Friday, May 27, 2011

Words and Pictures

Illustration is about communicating an idea pictorially. Sometimes illustrations stand alone, other times they accompany text. When words and pictures work together in harmony, the whole can be much greater than the sum of the parts - pure magic!

In a picture book, for example, words and text do not simply reinforce one another, they complement each other. They each provide different information. Each is somewhat ambiguous, possibly meaningless, without the other, and the reader's enjoyment comes (whether s/he knows it or not) from connecting the two internally to create a third reality that is not explicitly stated.

For example, the words,"Charlie had put in a long day's work" might accompany a picture like this:
 

"Charlie had put in a long day's work..."

Ok, so first off, Charlie's a pig. And he seems happy and proud of his work, not particularly tired or experiencing anything negative for that matter. I guess he's built a wall, so that's probably going to be important to the story later on. The fact that the final story is assembled completely in the audience's head, something like: "Charlie is a pig who just built a wall (for some reason we're going to find out about later), and is really pleased with himself (so I suspect things might take a turn for the worse at some point...)... and lots more things I'm sort of sensing but don't need to put into words..." is what makes the experience so deeply satisfying, and engages the audience in a way that is similar to what we all naturally experience in real life. 


What if those same words accompany a very different picture? Something like this, maybe:
 

"Charlie had put in a long day's work..."
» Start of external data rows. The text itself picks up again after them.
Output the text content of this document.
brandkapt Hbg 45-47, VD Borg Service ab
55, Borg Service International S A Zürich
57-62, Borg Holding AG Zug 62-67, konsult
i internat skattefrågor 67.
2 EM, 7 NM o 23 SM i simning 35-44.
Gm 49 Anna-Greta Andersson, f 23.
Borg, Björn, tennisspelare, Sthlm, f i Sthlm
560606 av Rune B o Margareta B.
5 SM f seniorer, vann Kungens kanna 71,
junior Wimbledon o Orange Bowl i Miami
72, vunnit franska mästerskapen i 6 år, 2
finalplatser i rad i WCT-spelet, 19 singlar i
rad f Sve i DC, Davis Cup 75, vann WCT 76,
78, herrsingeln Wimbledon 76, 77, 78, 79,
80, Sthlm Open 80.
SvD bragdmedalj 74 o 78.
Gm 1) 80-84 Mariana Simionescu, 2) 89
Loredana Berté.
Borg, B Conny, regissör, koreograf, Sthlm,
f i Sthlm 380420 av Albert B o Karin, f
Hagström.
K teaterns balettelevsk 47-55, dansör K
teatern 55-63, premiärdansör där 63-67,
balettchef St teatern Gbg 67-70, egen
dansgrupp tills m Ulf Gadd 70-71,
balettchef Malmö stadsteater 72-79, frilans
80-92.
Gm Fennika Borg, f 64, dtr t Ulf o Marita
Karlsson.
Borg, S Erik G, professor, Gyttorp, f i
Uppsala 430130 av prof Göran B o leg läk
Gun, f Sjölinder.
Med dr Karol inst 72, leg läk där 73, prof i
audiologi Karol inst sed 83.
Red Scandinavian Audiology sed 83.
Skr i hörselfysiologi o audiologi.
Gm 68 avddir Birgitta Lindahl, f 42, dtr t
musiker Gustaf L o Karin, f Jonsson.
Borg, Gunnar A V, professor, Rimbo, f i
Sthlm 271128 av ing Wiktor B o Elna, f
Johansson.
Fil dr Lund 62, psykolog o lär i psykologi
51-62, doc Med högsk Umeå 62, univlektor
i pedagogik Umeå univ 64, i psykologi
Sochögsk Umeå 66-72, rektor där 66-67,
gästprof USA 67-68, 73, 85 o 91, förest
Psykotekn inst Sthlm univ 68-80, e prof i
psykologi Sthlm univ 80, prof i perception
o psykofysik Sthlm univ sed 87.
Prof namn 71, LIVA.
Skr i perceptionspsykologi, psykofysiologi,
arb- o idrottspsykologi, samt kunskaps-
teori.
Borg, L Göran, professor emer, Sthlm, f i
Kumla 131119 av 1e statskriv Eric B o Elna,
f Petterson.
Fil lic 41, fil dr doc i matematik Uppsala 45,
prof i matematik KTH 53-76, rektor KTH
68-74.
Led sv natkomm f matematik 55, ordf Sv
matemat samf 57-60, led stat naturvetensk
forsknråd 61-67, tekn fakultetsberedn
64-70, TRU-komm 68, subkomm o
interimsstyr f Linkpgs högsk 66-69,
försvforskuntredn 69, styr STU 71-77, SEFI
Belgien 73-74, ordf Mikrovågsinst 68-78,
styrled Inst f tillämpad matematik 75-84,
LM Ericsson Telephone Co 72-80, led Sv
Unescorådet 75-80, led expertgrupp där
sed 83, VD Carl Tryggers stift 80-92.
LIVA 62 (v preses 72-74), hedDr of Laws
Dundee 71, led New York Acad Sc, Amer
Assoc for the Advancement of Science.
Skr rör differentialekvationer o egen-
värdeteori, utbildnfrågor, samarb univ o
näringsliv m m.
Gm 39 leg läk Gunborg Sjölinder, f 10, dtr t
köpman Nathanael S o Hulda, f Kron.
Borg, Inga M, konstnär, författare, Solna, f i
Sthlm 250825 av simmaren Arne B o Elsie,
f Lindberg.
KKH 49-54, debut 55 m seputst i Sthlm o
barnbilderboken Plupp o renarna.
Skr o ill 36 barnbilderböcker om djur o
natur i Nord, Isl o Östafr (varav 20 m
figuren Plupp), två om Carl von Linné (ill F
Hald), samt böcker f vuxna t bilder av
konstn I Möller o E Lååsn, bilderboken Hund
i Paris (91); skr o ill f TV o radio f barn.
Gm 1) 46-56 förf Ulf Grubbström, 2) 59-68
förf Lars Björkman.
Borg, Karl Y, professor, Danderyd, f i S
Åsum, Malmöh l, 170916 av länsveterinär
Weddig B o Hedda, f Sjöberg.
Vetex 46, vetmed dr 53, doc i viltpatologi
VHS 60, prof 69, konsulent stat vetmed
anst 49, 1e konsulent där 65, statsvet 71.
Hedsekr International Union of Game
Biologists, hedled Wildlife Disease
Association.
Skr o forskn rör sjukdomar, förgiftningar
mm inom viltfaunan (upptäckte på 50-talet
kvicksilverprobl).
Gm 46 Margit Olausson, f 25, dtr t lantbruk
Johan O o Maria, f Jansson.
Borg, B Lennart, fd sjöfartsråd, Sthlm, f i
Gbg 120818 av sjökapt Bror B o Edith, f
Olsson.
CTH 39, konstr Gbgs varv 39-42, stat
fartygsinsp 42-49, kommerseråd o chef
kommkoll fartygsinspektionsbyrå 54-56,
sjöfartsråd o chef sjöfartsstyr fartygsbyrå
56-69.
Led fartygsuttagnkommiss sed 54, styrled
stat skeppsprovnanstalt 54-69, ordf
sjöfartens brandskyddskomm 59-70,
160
Now we see that Charlie is a person, in fact, a young girl. We don't know precisely what she spent the day doing - since we do see a picture of her but it's leaving that information out, it's probably not important. What's important is that she's completely exhausted. Something is probably going to happen because of that... maybe she'll fall asleep early and have a strange dream... or maybe she's coming down with the flu... We almost hear in our heads what the next phrase might be: "...and was completely worn out." For Charlie the pig the next phrase might be, "...building his wall." - his follow up looks backward in time, while Charlie the girl's looks forward, or to the present time.

This is truly a feat of conjuring - the story blossoms into existence, and in fact only ever lives in the mind of the viewer, from the seeds you have carefully planted there.